Random Sampling for Data Intensive Computations

  • Dinkar Vasudevan ,
  • Milan Vojnovic

MSR-TR-2009-08 |

We consider estimation of arbitrary range partitioning of data values and ranking of frequently occurring items based on random sampling, within small number of samplings and prescribed accuracy. These problems arise in the context of parallel-processing of massive datasets, e.g. performed in data centers of Internet-scale cloud services and large-scale scientific computations. The range partitioning is a basic block of parallel-processing systems based on the paradigm of map and reduce.

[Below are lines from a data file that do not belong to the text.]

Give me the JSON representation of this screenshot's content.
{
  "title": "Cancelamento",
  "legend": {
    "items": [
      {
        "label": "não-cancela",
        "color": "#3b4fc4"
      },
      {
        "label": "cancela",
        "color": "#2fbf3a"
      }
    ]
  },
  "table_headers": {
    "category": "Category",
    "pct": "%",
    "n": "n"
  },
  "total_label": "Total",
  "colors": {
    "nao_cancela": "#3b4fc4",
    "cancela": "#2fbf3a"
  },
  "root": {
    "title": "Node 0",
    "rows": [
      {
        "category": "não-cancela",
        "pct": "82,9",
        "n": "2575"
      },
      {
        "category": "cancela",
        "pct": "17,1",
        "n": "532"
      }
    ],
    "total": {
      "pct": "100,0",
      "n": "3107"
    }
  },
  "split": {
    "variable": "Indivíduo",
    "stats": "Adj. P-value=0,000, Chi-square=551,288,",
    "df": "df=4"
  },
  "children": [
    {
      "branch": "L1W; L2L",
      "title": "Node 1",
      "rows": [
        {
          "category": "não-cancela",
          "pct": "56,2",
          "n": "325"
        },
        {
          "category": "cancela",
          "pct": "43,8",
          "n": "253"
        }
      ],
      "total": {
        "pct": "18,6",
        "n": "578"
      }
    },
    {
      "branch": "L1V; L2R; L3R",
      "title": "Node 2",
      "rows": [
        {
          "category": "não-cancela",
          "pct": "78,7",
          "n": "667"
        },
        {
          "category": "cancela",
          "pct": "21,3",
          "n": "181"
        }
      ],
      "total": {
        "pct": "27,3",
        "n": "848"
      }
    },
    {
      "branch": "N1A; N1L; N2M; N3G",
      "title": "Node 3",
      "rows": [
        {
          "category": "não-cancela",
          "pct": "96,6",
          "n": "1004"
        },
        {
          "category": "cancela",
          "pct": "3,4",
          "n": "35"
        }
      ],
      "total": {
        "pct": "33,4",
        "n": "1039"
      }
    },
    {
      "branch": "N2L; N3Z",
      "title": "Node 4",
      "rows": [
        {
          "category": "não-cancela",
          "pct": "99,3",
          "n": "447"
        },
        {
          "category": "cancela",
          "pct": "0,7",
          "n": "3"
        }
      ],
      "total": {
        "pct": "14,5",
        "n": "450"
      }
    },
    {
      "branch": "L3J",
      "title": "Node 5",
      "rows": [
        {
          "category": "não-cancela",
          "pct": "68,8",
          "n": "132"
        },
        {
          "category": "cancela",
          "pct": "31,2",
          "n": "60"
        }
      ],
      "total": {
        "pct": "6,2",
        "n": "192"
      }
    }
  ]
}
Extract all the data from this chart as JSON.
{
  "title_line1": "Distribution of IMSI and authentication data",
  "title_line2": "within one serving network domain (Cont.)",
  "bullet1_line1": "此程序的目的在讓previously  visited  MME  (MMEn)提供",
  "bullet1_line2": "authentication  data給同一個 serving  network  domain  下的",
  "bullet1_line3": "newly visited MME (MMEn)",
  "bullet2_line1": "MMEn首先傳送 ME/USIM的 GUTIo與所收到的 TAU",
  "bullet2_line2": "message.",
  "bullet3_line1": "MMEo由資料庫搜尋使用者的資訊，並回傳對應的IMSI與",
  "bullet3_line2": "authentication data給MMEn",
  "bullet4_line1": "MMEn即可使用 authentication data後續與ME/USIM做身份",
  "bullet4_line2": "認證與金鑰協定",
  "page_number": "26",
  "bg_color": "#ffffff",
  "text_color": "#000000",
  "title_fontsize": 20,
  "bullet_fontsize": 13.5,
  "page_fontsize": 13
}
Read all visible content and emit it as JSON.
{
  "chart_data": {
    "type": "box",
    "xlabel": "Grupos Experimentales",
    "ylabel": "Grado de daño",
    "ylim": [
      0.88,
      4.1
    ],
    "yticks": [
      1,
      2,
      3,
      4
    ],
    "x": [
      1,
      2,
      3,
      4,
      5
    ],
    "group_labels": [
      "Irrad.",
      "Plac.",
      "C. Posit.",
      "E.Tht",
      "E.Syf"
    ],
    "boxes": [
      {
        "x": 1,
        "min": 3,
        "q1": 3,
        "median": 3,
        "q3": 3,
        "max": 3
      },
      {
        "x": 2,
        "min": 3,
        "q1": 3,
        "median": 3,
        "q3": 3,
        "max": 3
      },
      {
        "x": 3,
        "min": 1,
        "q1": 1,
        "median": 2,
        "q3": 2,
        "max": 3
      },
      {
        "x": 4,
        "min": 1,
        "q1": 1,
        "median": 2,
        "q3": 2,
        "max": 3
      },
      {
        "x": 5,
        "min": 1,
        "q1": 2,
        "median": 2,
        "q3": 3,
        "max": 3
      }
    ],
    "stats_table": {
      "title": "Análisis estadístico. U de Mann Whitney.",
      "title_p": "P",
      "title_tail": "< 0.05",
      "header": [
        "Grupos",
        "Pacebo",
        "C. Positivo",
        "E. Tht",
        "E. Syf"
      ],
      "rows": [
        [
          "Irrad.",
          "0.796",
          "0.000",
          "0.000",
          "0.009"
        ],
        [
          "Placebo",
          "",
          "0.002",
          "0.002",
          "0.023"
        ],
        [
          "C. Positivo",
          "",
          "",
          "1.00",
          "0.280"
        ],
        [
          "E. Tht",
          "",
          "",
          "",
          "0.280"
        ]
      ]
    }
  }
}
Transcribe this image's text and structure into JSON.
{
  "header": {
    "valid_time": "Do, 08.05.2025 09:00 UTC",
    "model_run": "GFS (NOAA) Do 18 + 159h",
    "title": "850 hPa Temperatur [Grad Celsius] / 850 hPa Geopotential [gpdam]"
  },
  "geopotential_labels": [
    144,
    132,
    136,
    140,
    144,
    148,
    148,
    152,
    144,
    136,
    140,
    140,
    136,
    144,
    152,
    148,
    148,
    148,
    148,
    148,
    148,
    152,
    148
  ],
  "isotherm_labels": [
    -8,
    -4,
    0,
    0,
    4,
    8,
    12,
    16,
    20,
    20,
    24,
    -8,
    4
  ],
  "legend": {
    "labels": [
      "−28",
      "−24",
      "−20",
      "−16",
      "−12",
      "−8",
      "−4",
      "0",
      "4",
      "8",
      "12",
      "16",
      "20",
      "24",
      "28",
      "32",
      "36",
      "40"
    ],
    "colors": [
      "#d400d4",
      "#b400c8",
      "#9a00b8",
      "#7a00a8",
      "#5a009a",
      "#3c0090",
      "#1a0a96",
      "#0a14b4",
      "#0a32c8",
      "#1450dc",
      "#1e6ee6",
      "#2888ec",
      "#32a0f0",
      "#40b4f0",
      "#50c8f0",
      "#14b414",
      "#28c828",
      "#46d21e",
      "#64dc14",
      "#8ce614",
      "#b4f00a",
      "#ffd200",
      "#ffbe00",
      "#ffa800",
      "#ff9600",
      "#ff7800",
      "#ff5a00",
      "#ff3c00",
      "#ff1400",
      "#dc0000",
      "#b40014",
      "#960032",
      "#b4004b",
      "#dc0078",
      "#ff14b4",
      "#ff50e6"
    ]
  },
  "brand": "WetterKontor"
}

For the range partitioning, we consider a direct estimation method based on constructing an arbitrary-height histogram and characterize the estimation error. This approach provides substantial savings in constructing unbalanced range partitionings with respect to a standard approach based on equi-height histograms; our results extend previous work restricted to equi-height histograms. For the problem of ranking of frequently occurring items, we use a lumping of small frequency items that enables us to obtain tighter bounds that are independent of the total number of distinct items in a dataset. The analysis deploys the framework of large deviations that is well suited to typically large scale of data in the considered applications.

We demonstrate tightness and benefits of our sampling methods using a large data set of an operational cloud service that involves data at a scale of hundreds of billions of records. Our results provides insights and inform design of practical sampling methods.